Oncolytic virotherapy has emerged as a potential cancer therapy, utilizing viruses to selectively target and replicate within cancer cells while preserving normal cells. In this paper, we investigate the oncolytic potential of unmodified reovirus T3wt relative to a mutated variant SV5. In animal cancer cell monolayer experiments it was found that SV5 was more oncolytic relative to T3wt. SV5 forms larger sized plaques on cancer cell monolayers and spreads to farther distances from the initial site of infection as compared to T3wt. Paradoxically, SV5 attaches to cancer cells less efficiently than T3wt, which lead us to hypothesize that there might be an optimal binding affinity with maximal oncolytic activity.
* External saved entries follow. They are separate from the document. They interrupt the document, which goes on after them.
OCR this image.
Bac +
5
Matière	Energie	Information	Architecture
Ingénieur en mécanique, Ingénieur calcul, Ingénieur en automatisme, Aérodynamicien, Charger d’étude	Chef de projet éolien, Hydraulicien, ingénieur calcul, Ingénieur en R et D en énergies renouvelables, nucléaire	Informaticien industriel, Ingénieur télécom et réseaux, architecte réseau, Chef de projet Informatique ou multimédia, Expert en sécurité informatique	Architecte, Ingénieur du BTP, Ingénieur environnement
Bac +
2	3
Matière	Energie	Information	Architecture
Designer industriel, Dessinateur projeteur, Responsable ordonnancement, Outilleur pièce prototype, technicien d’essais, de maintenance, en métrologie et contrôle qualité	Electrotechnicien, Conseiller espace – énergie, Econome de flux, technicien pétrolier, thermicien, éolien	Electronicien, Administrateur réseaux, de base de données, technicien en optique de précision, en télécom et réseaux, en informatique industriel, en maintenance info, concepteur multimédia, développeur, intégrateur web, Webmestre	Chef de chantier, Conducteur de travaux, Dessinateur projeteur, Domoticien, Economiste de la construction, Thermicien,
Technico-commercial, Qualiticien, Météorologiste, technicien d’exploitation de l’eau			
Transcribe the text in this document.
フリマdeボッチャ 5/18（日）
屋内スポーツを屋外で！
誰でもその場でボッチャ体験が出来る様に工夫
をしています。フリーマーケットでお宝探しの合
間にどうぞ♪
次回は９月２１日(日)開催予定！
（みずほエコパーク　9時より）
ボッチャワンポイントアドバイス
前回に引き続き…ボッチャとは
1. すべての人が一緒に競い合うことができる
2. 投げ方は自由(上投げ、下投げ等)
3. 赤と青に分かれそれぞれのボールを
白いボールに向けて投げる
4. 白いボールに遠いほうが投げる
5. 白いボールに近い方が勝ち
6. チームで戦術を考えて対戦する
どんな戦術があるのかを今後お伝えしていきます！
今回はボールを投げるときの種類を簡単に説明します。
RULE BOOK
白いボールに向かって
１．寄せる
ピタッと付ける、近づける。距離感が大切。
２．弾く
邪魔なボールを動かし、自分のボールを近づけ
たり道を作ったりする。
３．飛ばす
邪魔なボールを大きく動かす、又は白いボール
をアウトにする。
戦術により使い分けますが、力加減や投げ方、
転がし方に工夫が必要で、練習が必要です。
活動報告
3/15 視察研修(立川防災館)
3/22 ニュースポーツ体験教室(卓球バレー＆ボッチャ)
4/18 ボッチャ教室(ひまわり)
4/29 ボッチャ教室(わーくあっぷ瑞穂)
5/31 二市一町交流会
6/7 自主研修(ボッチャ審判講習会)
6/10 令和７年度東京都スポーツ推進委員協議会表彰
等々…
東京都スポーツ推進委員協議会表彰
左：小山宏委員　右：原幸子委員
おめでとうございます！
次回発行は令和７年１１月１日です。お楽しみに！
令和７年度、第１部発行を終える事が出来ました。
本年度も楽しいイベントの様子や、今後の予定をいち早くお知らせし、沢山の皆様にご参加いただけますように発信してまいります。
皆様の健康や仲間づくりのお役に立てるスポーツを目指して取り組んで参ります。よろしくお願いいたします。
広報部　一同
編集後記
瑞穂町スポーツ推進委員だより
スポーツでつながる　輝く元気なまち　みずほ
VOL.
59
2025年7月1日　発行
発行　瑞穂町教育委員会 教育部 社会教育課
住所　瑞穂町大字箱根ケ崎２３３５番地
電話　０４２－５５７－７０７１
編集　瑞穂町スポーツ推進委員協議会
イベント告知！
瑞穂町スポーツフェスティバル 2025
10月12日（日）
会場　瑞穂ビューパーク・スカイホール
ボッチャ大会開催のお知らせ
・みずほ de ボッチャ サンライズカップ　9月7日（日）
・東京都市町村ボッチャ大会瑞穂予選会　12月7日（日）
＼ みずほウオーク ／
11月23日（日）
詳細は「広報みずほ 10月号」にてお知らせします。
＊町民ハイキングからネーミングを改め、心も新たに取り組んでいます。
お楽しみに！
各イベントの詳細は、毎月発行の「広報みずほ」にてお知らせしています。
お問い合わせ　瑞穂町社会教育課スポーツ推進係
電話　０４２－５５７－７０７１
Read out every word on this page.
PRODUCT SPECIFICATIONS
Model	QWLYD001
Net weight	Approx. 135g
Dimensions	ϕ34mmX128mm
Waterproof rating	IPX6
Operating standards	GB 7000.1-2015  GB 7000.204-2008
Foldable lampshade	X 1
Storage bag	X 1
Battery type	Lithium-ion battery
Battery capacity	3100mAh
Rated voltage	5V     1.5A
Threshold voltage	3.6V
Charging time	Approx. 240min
To understand the relationship between the binding process and virus spread for T3wt and SV5, we employ mathematical modelling. A reaction-diffusion model is applied, which is fit to the available data and then validated on data that were not used for the fit. Analysis of our model shows that there is an optimal binding rate that leads to maximum viral infection of the cancer monolayer, and we estimate this value for T3wt and SV5. Moreover, we find that the viral burst size is an important parameter for viral spread, and that a combination of efficient binding and large burst sizes is a promising direction to further develop anti-cancer viruses.